Mark Blyth (7): “We can’t all export to Mars”

Click to listen to Chris’ conversation with Mark Blyth (20 minutes, 8 mb mp3)

Mark Blyth is flying us over the embattled Eurozone — populations aging, economies flagging, and now democracy shrinking as technocrats in bankers’ gray stand in this week for the elected political chiefs in Greece and Italy. The New York Times is in an editorial panic this morning about “Europe’s Contagion” — even “financial catastrophe.” Which sounds like what Professor Blyth, the political economist and excitable Scot on our Watson Institute corridor, was warning us about when Ireland’s crisis was the proverbial cloud no bigger than a man’s hand. It’s a year now of the Blyth color-commentaries on a rock slide — in which over-leveraged banks foisted their debts on their “sovereigns,” and a banking crisis fused a chain of political and national crises — and from there a crisis of European unity, maybe the Decline of the West. Somewhere near the core of the problem, in the Blyth narrative, is the fashionable fixation on public-sector austerity, choking the growth that might refloat the European economy and our own. Part of what’s thwarting a rescue of the Euro this week is the illusion that Europe’s single-currency zone is a single economy. I am wondering what it would take for Europe to go the last kilometer to an economic union, with a single central bank as powerful as our Federal Reserve. What would we learn from a popular referendum on the United States of Europe? If you can’t listen as fast as Mark Blyth talks, by all means listen twice.

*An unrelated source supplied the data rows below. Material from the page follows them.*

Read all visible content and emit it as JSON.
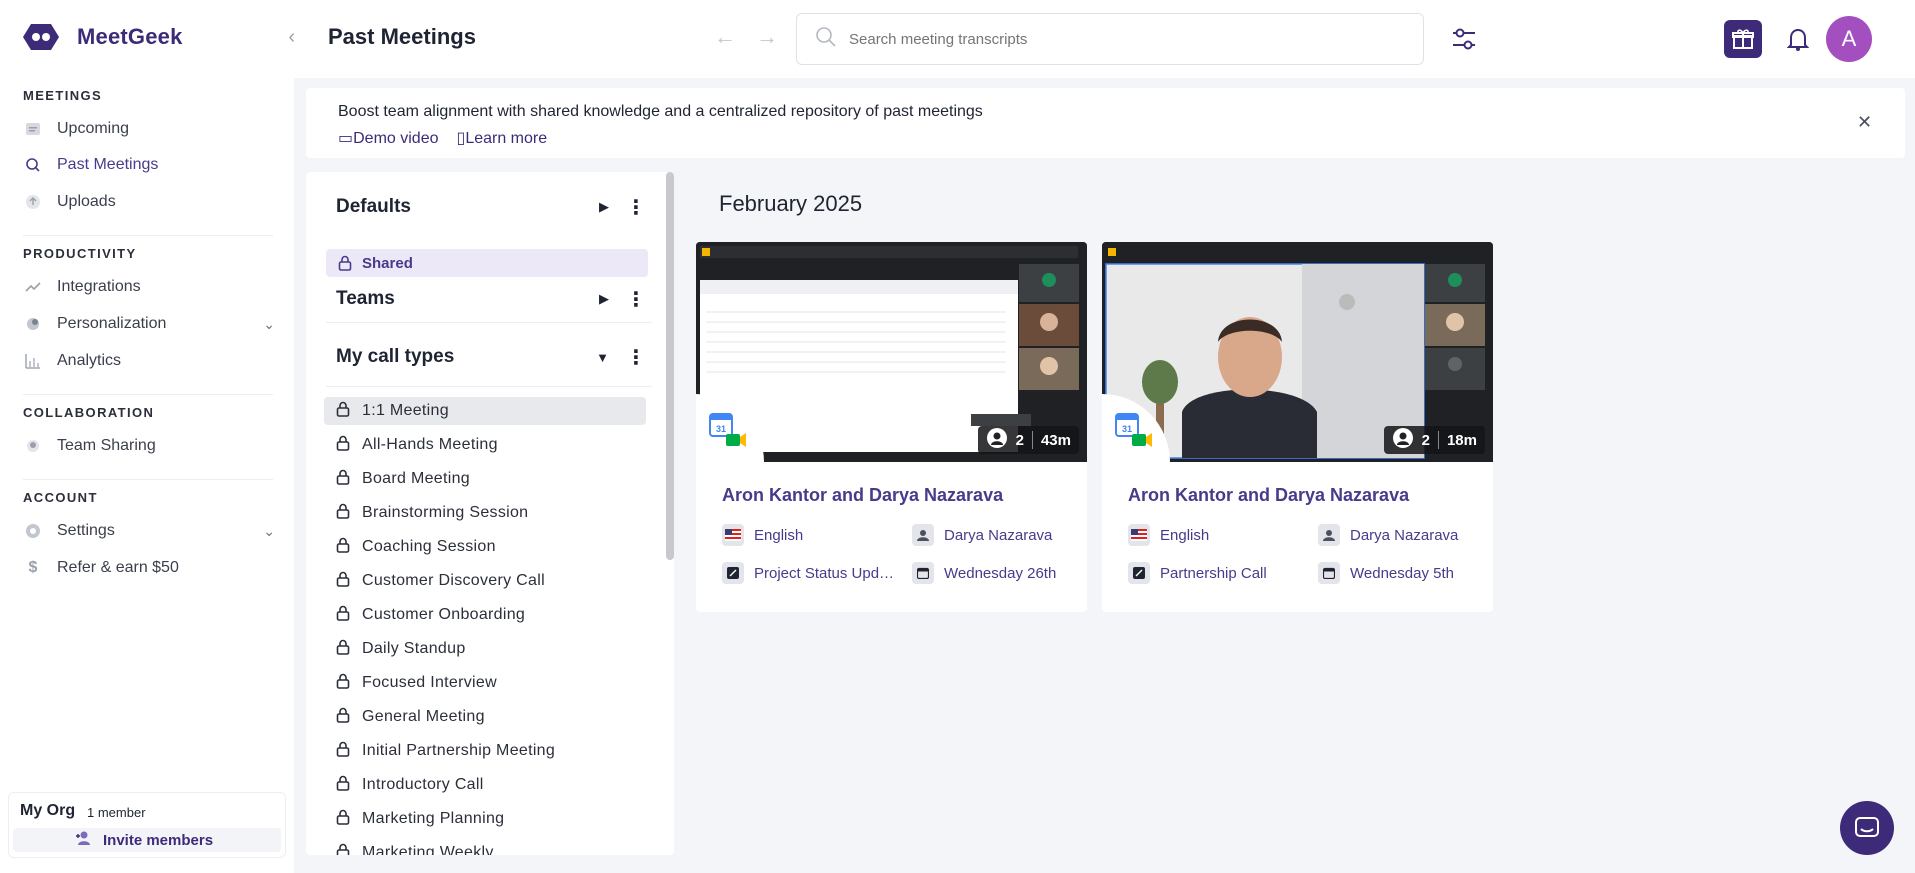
{
  "app": {
    "name": "MeetGeek",
    "brand_color": "#3d2b7a",
    "accent_color": "#a44fbf"
  },
  "sidebar": {
    "sections": [
      {
        "title": "MEETINGS",
        "items": [
          {
            "label": "Upcoming",
            "icon": "calendar-list-icon"
          },
          {
            "label": "Past Meetings",
            "icon": "search-icon",
            "active": true
          },
          {
            "label": "Uploads",
            "icon": "upload-icon"
          }
        ]
      },
      {
        "title": "PRODUCTIVITY",
        "items": [
          {
            "label": "Integrations",
            "icon": "integrations-icon"
          },
          {
            "label": "Personalization",
            "icon": "personalization-icon",
            "expandable": true
          },
          {
            "label": "Analytics",
            "icon": "bar-chart-icon"
          }
        ]
      },
      {
        "title": "COLLABORATION",
        "items": [
          {
            "label": "Team Sharing",
            "icon": "team-icon"
          }
        ]
      },
      {
        "title": "ACCOUNT",
        "items": [
          {
            "label": "Settings",
            "icon": "gear-icon",
            "expandable": true
          },
          {
            "label": "Refer & earn $50",
            "icon": "dollar-icon"
          }
        ]
      }
    ],
    "org": {
      "name": "My Org",
      "members": "1 member",
      "invite_label": "Invite members"
    }
  },
  "header": {
    "title": "Past Meetings",
    "search_placeholder": "Search meeting transcripts",
    "avatar_initial": "A"
  },
  "banner": {
    "text": "Boost team alignment with shared knowledge and a centralized repository of past meetings",
    "demo_link": "Demo video",
    "learn_link": "Learn more"
  },
  "call_types": {
    "defaults_title": "Defaults",
    "shared_label": "Shared",
    "teams_title": "Teams",
    "my_title": "My call types",
    "items": [
      "1:1 Meeting",
      "All-Hands Meeting",
      "Board Meeting",
      "Brainstorming Session",
      "Coaching Session",
      "Customer Discovery Call",
      "Customer Onboarding",
      "Daily Standup",
      "Focused Interview",
      "General Meeting",
      "Initial Partnership Meeting",
      "Introductory Call",
      "Marketing Planning",
      "Marketing Weekly"
    ]
  },
  "content": {
    "month": "February 2025",
    "meetings": [
      {
        "title": "Aron Kantor and Darya Nazarava",
        "participants": "2",
        "duration": "43m",
        "language": "English",
        "host": "Darya Nazarava",
        "call_type": "Project Status Upd…",
        "date": "Wednesday 26th"
      },
      {
        "title": "Aron Kantor and Darya Nazarava",
        "participants": "2",
        "duration": "18m",
        "language": "English",
        "host": "Darya Nazarava",
        "call_type": "Partnership Call",
        "date": "Wednesday 5th"
      }
    ]
  }
}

Usually you do referenda in Europe to stop things happening. The Greeks were a classic example of this: would you like to have ten years of deflation and most of the smart people leaving the country and to be left with no tax base? No, thanks. It was a bargaining chip. If you want to say at this point, let’s sign up to what Merkel wants, “more Europe,” well what does that mean? … It assumes that the whole world can work as Germany, which is basically a giant exporter that runs a permanent surplus against the rest of the world. This is madness. You can’t run a permanent surplus. Somebody has to be importing for somebody to be exporting. Who’s going to buy all those BMWs? We can’t all export to Mars. CL: China does … China does precisely because America gives it the credit to. Germany was able to sell all that stuff to Southern Europe precisely because it gave it credit. Now they’ve stopped the credit lines. That’s the problem. What they should be doing is turning on the taps to provide credit, not to continue to buy things they can’t afford, but to allow enough liquidity in the economy to stop the banks seizing up. What’s happening is just that: the banks are seizing up…

Mark Blyth with Chris Lydon at the Watson Institute, November 17, 2011.

It’s still a banking crisis pretending to be an economic crisis, Mark Blyth would tell you. But couldn’t it still become a civilizational crisis unless the rest of us, non-bankers, wake up?